You are reading a single comment by @Oliver Schick and its replies. Click here to read the full conversation.
  • But that's the difference between me and you Oliver - you see the positive developments and want to bring people along at their own pace. I just want to throw rocks at the wankers.

  • I've talked to quite a lot of people who've started vegan businesses, and especially on the food side most have had to work in cruelty environments to be able to get the finance together to run their own show. This has now changed a bit, as there are so many more vegan businesses around, but it used to be a case of 'beggars can't be choosers'. Knowing Eamesy, he'll make the right decisions and he'll get there one day, but impatience is the quickest route to failure.

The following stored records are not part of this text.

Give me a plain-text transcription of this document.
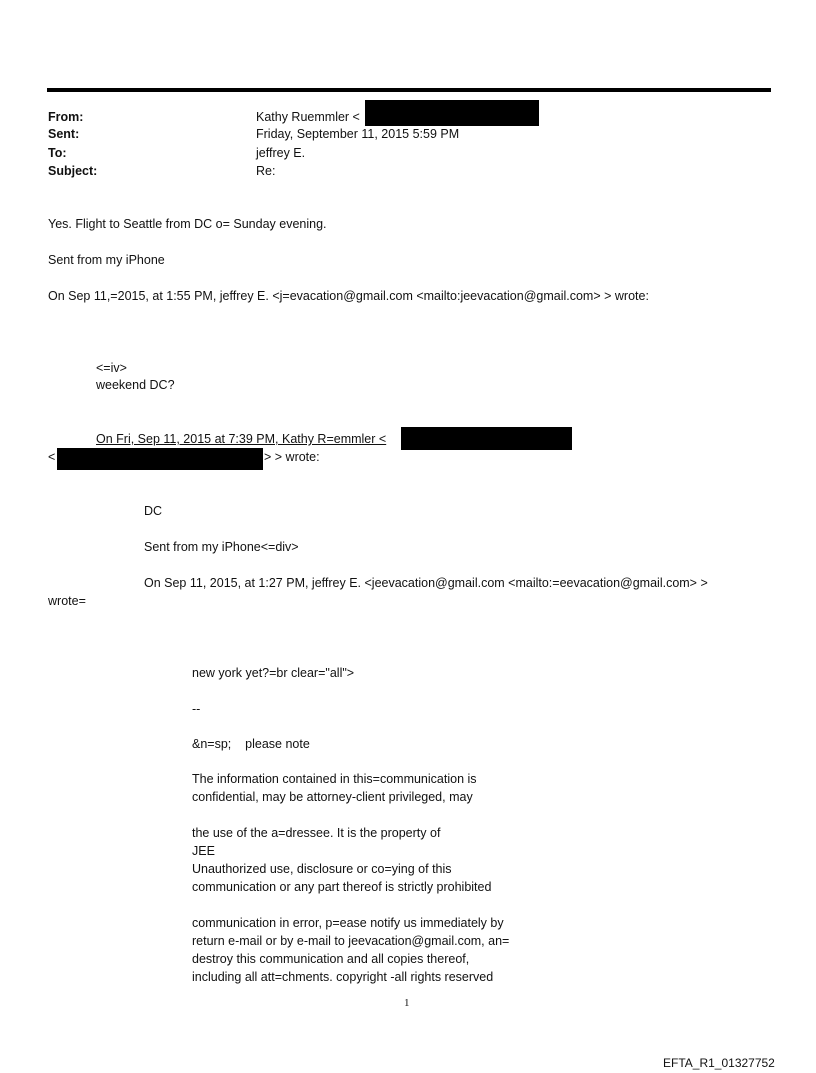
From:	Kathy Ruemmler <
Sent:	Friday, September 11, 2015 5:59 PM
To:	jeffrey E.
Subject:	Re:
Yes. Flight to Seattle from DC o= Sunday evening.
Sent from my iPhone
On Sep 11,=2015, at 1:55 PM, jeffrey E. <j=evacation@gmail.com <mailto:jeevacation@gmail.com> > wrote:
<=iv>
weekend DC?
On Fri, Sep 11, 2015 at 7:39 PM, Kathy R=emmler <
<	> > wrote:
DC
Sent from my iPhone<=div>
On Sep 11, 2015, at 1:27 PM, jeffrey E. <jeevacation@gmail.com <mailto:=eevacation@gmail.com> >
wrote=
new york yet?=br clear="all">
--
&n=sp;    please note
The information contained in this=communication is
confidential, may be attorney-client privileged, may
the use of the a=dressee. It is the property of
JEE
Unauthorized use, disclosure or co=ying of this
communication or any part thereof is strictly prohibited
communication in error, p=ease notify us immediately by
return e-mail or by e-mail to jeevacation@gmail.com, an=
destroy this communication and all copies thereof,
including all att=chments. copyright -all rights reserved
1
EFTA_R1_01327752
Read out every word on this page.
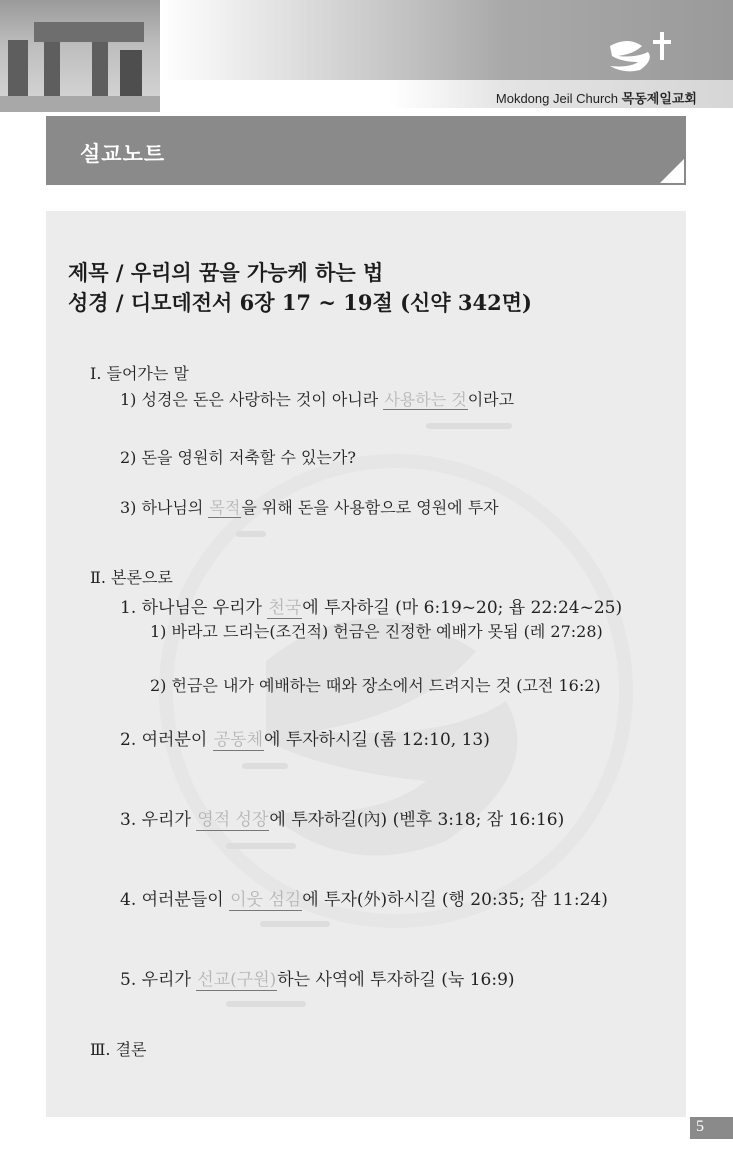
Mokdong Jeil Church 목동제일교회
설교노트
제목 / 우리의 꿈을 가능케 하는 법
성경 / 디모데전서 6장 17 ~ 19절 (신약 342면)
Ⅰ. 들어가는 말
1) 성경은 돈은 사랑하는 것이 아니라 사용하는 것이라고
2) 돈을 영원히 저축할 수 있는가?
3) 하나님의 목적을 위해 돈을 사용함으로 영원에 투자
Ⅱ. 본론으로
1. 하나님은 우리가 천국에 투자하길 (마 6:19~20; 욥 22:24~25)
1) 바라고 드리는(조건적) 헌금은 진정한 예배가 못됨 (레 27:28)
2) 헌금은 내가 예배하는 때와 장소에서 드려지는 것 (고전 16:2)
2. 여러분이 공동체에 투자하시길 (롬 12:10, 13)
3. 우리가 영적 성장에 투자하길(內) (벧후 3:18; 잠 16:16)
4. 여러분들이 이웃 섬김에 투자(外)하시길 (행 20:35; 잠 11:24)
5. 우리가 선교(구원)하는 사역에 투자하길 (눅 16:9)
Ⅲ. 결론
5
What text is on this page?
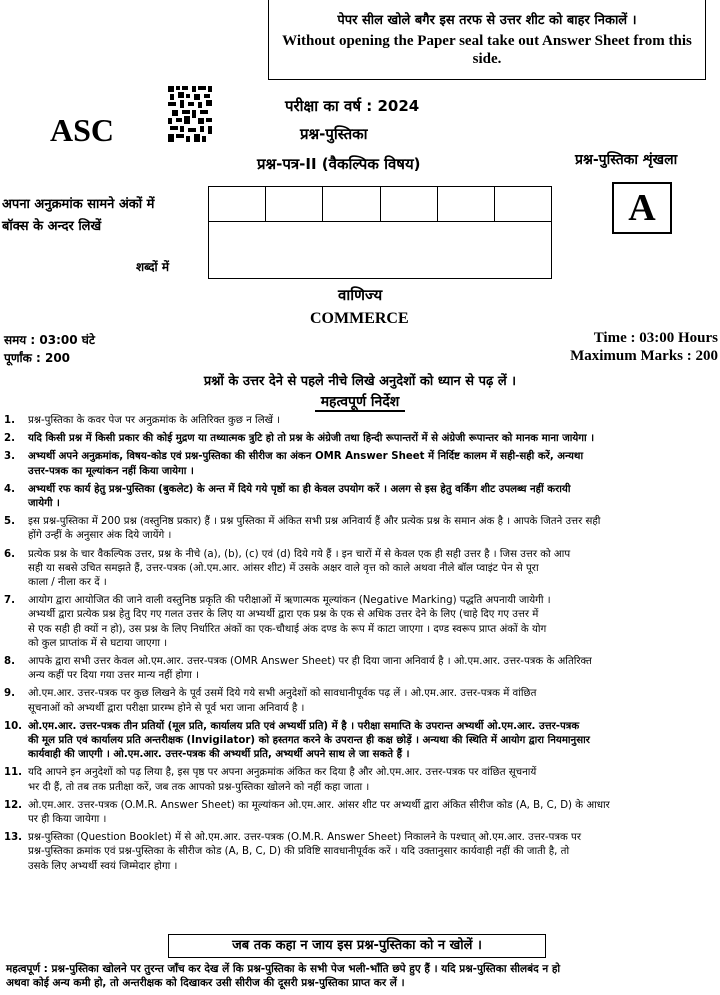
पेपर सील खोले बगैर इस तरफ से उत्तर शीट को बाहर निकालें ।
Without opening the Paper seal take out Answer Sheet from this side.
ASC
परीक्षा का वर्ष : 2024
प्रश्न-पुस्तिका
प्रश्न-पत्र-II (वैकल्पिक विषय)	प्रश्न-पुस्तिका शृंखला
A
अपना अनुक्रमांक सामने अंकों में
बॉक्स के अन्दर लिखें
शब्दों में
वाणिज्य
COMMERCE
समय : 03:00 घंटे
पूर्णांक : 200
Time : 03:00 Hours
Maximum Marks : 200
प्रश्नों के उत्तर देने से पहले नीचे लिखे अनुदेशों को ध्यान से पढ़ लें ।
महत्वपूर्ण निर्देश
1.	प्रश्न-पुस्तिका के कवर पेज पर अनुक्रमांक के अतिरिक्त कुछ न लिखें ।
2.	यदि किसी प्रश्न में किसी प्रकार की कोई मुद्रण या तथ्यात्मक त्रुटि हो तो प्रश्न के अंग्रेजी तथा हिन्दी रूपान्तरों में से अंग्रेजी रूपान्तर को मानक माना जायेगा ।
3.	अभ्यर्थी अपने अनुक्रमांक, विषय-कोड एवं प्रश्न-पुस्तिका की सीरीज का अंकन OMR Answer Sheet में निर्दिष्ट कालम में सही-सही करें, अन्यथा
उत्तर-पत्रक का मूल्यांकन नहीं किया जायेगा ।
4.	अभ्यर्थी रफ कार्य हेतु प्रश्न-पुस्तिका (बुकलेट) के अन्त में दिये गये पृष्ठों का ही केवल उपयोग करें । अलग से इस हेतु वर्किंग शीट उपलब्ध नहीं करायी
जायेगी ।
5.	इस प्रश्न-पुस्तिका में 200 प्रश्न (वस्तुनिष्ठ प्रकार) हैं । प्रश्न पुस्तिका में अंकित सभी प्रश्न अनिवार्य हैं और प्रत्येक प्रश्न के समान अंक है । आपके जितने उत्तर सही
होंगे उन्हीं के अनुसार अंक दिये जायेंगे ।
6.	प्रत्येक प्रश्न के चार वैकल्पिक उत्तर, प्रश्न के नीचे (a), (b), (c) एवं (d) दिये गये हैं । इन चारों में से केवल एक ही सही उत्तर है । जिस उत्तर को आप
सही या सबसे उचित समझते हैं, उत्तर-पत्रक (ओ.एम.आर. आंसर शीट) में उसके अक्षर वाले वृत्त को काले अथवा नीले बॉल प्वाइंट पेन से पूरा
काला / नीला कर दें ।
7.	आयोग द्वारा आयोजित की जाने वाली वस्तुनिष्ठ प्रकृति की परीक्षाओं में ऋणात्मक मूल्यांकन (Negative Marking) पद्धति अपनायी जायेगी ।
अभ्यर्थी द्वारा प्रत्येक प्रश्न हेतु दिए गए गलत उत्तर के लिए या अभ्यर्थी द्वारा एक प्रश्न के एक से अधिक उत्तर देने के लिए (चाहे दिए गए उत्तर में
से एक सही ही क्यों न हो), उस प्रश्न के लिए निर्धारित अंकों का एक-चौथाई अंक दण्ड के रूप में काटा जाएगा । दण्ड स्वरूप प्राप्त अंकों के योग
को कुल प्राप्तांक में से घटाया जाएगा ।
8.	आपके द्वारा सभी उत्तर केवल ओ.एम.आर. उत्तर-पत्रक (OMR Answer Sheet) पर ही दिया जाना अनिवार्य है । ओ.एम.आर. उत्तर-पत्रक के अतिरिक्त
अन्य कहीं पर दिया गया उत्तर मान्य नहीं होगा ।
9.	ओ.एम.आर. उत्तर-पत्रक पर कुछ लिखने के पूर्व उसमें दिये गये सभी अनुदेशों को सावधानीपूर्वक पढ़ लें । ओ.एम.आर. उत्तर-पत्रक में वांछित
सूचनाओं को अभ्यर्थी द्वारा परीक्षा प्रारम्भ होने से पूर्व भरा जाना अनिवार्य है ।
10. ओ.एम.आर. उत्तर-पत्रक तीन प्रतियों (मूल प्रति, कार्यालय प्रति एवं अभ्यर्थी प्रति) में है । परीक्षा समाप्ति के उपरान्त अभ्यर्थी ओ.एम.आर. उत्तर-पत्रक
की मूल प्रति एवं कार्यालय प्रति अन्तरीक्षक (Invigilator) को हस्तगत करने के उपरान्त ही कक्ष छोड़ें । अन्यथा की स्थिति में आयोग द्वारा नियमानुसार
कार्यवाही की जाएगी । ओ.एम.आर. उत्तर-पत्रक की अभ्यर्थी प्रति, अभ्यर्थी अपने साथ ले जा सकते हैं ।
11. यदि आपने इन अनुदेशों को पढ़ लिया है, इस पृष्ठ पर अपना अनुक्रमांक अंकित कर दिया है और ओ.एम.आर. उत्तर-पत्रक पर वांछित सूचनायें
भर दी हैं, तो तब तक प्रतीक्षा करें, जब तक आपको प्रश्न-पुस्तिका खोलने को नहीं कहा जाता ।
12. ओ.एम.आर. उत्तर-पत्रक (O.M.R. Answer Sheet) का मूल्यांकन ओ.एम.आर. आंसर शीट पर अभ्यर्थी द्वारा अंकित सीरीज कोड (A, B, C, D) के आधार
पर ही किया जायेगा ।
13. प्रश्न-पुस्तिका (Question Booklet) में से ओ.एम.आर. उत्तर-पत्रक (O.M.R. Answer Sheet) निकालने के पश्चात् ओ.एम.आर. उत्तर-पत्रक पर
प्रश्न-पुस्तिका क्रमांक एवं प्रश्न-पुस्तिका के सीरीज कोड (A, B, C, D) की प्रविष्टि सावधानीपूर्वक करें । यदि उक्तानुसार कार्यवाही नहीं की जाती है, तो
उसके लिए अभ्यर्थी स्वयं जिम्मेदार होगा ।
जब तक कहा न जाय इस प्रश्न-पुस्तिका को न खोलें ।
महत्वपूर्ण : प्रश्न-पुस्तिका खोलने पर तुरन्त जाँच कर देख लें कि प्रश्न-पुस्तिका के सभी पेज भली-भाँति छपे हुए हैं । यदि प्रश्न-पुस्तिका सीलबंद न हो
अथवा कोई अन्य कमी हो, तो अन्तरीक्षक को दिखाकर उसी सीरीज की दूसरी प्रश्न-पुस्तिका प्राप्त कर लें ।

    As regards motivations for veganism generally, the right insight and motivation is just hard to come by. What's generally easy to come by is the negative stuff--pictures of horrible suffering, things that make people feel guilty--, but the way we work, just eliminating that from being on your conscience doesn't make for a long-lasting, sustainable, and positive motivation, it just means a cancelled-out negative. Many, if not most, people who've come to veganism that way don't tend to last long. They need to understand that it's unremittingly positive without any downsides, that they won't miss anything delicious, and that it's the only way to be, really (although in a generation or two, old vegans may perhaps end up getting barracked by young fruitarians--well, you can dream, and I'd be quite happy if our generation achieved more veganism even if it later turned out that fruitarianism is better).